Step 2: Restart the service
sudo systemctl daemon-reexec sudo systemctl restart ollama
Step 3: Open port 11434
sudo ufw allow 11434
The API is now reachable externally at http://<your-server-ip>:11434. Test it:
curl http://<your-server-ip>:11434/api/tags
Exposing the API publicly without restrictions is a security risk. The next section covers how to lock it down.
Securing the deployment
Exposing Ollama on 0.0.0.0:11434 means anyone with your server IP can reach your model, which opens the door to misuse and unexpected resource consumption. Here are three ways to address that.
Option 1: Restrict access by IP
Allow only trusted IPs on port 11434:
sudo ufw allow from <your-ip-address> to any port 11434 sudo ufw deny 11434 |
Option 2: Use SSH tunneling (recommended for most users)
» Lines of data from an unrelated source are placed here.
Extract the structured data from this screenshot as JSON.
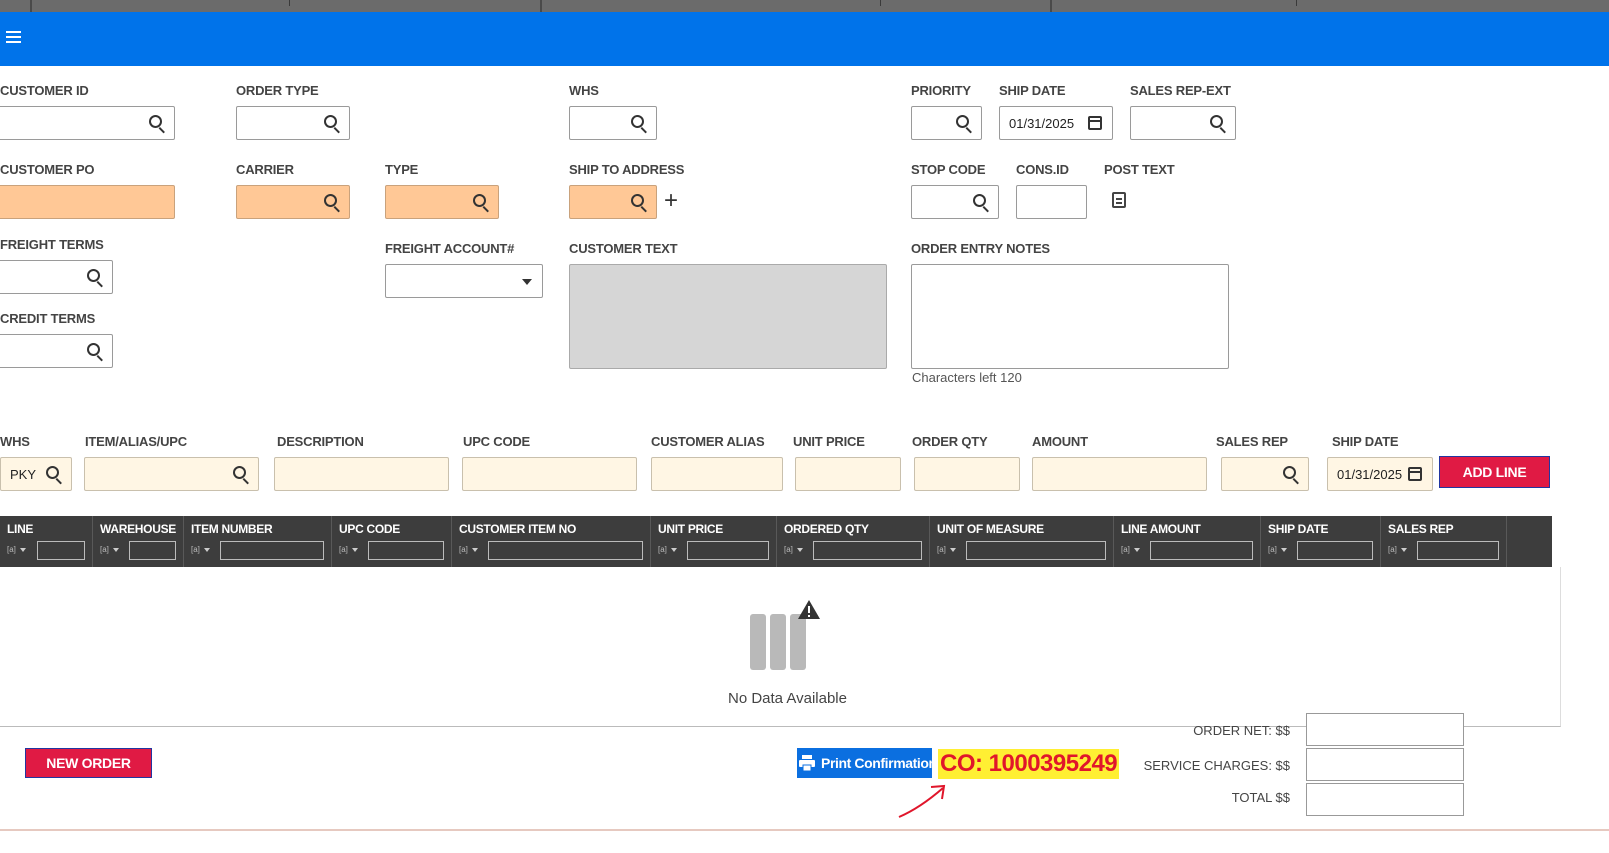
{
  "header": {
    "menu_icon": "hamburger-menu-icon",
    "accent": "#0073ea"
  },
  "order": {
    "customer_id_label": "CUSTOMER ID",
    "order_type_label": "ORDER TYPE",
    "whs_label": "WHS",
    "priority_label": "PRIORITY",
    "ship_date_label": "SHIP DATE",
    "ship_date_value": "01/31/2025",
    "sales_rep_ext_label": "SALES REP-EXT",
    "customer_po_label": "CUSTOMER PO",
    "carrier_label": "CARRIER",
    "type_label": "TYPE",
    "ship_to_label": "SHIP TO ADDRESS",
    "stop_code_label": "STOP CODE",
    "cons_id_label": "CONS.ID",
    "post_text_label": "POST TEXT",
    "freight_terms_label": "FREIGHT TERMS",
    "freight_account_label": "FREIGHT ACCOUNT#",
    "customer_text_label": "CUSTOMER TEXT",
    "order_entry_notes_label": "ORDER ENTRY NOTES",
    "chars_left": "Characters left 120",
    "credit_terms_label": "CREDIT TERMS"
  },
  "line_entry": {
    "whs_label": "WHS",
    "whs_value": "PKY",
    "item_label": "ITEM/ALIAS/UPC",
    "description_label": "DESCRIPTION",
    "upc_label": "UPC CODE",
    "customer_alias_label": "CUSTOMER ALIAS",
    "unit_price_label": "UNIT PRICE",
    "order_qty_label": "ORDER QTY",
    "amount_label": "AMOUNT",
    "sales_rep_label": "SALES REP",
    "ship_date_label": "SHIP DATE",
    "ship_date_value": "01/31/2025",
    "add_line_label": "ADD LINE"
  },
  "grid": {
    "columns": [
      "LINE",
      "WAREHOUSE",
      "ITEM NUMBER",
      "UPC CODE",
      "CUSTOMER ITEM NO",
      "UNIT PRICE",
      "ORDERED QTY",
      "UNIT OF MEASURE",
      "LINE AMOUNT",
      "SHIP DATE",
      "SALES REP"
    ],
    "filter_glyph": "[a]",
    "empty_text": "No Data Available"
  },
  "footer": {
    "new_order_label": "NEW ORDER",
    "print_label": "Print Confirmation",
    "co_text": "CO: 1000395249",
    "order_net_label": "ORDER NET: $$",
    "service_charges_label": "SERVICE CHARGES: $$",
    "total_label": "TOTAL $$"
  },
  "colors": {
    "required_field": "#ffc896",
    "line_field": "#fff6e4",
    "button_red": "#e01a44",
    "grid_header": "#3d3d3d"
  }
}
If you don’t need the API publicly accessible, skip opening the port entirely. SSH tunneling lets you reach the API from your local machine without exposing it to the internet:
ssh -L 11434:localhost:11434 root@<your-server-ip> |
Option 3: Add a reverse proxy
The Kamatera image includes NGINX, which you can configure to add authentication, route traffic, and enable HTTPS. This is the right path for production setups, but not required for basic usage.
As a baseline, never leave the API publicly accessible without at least one of these controls in place.
Managing models and storage
Ollama stores downloaded models locally. With larger models, disk usage adds up fast.
List installed models:
ollama list
Remove a model you no longer need:
ollama rm llama3
As a rough guide: 7B models typically use a few GBs, while larger models can reach 10-30GB or more. Check your available disk space before pulling multiple models, and remove unused ones regularly to avoid running out of room on smaller VPS instances.
Conclusion
Deploying Ollama on a Kamatera VPS gives you a private, self-contained LLM environment without the latency, cost, or data exposure that comes with third-party APIs.
This guide covered:
- Setting up a VPS using the Ollama app image
- Verifying the installation and pulling a model
- Running the model via CLI and API
- Enabling and securing external access
- Managing models and disk storage
You now have a working private LLM setup ready to integrate into your applications, with your data staying entirely within your own infrastructure.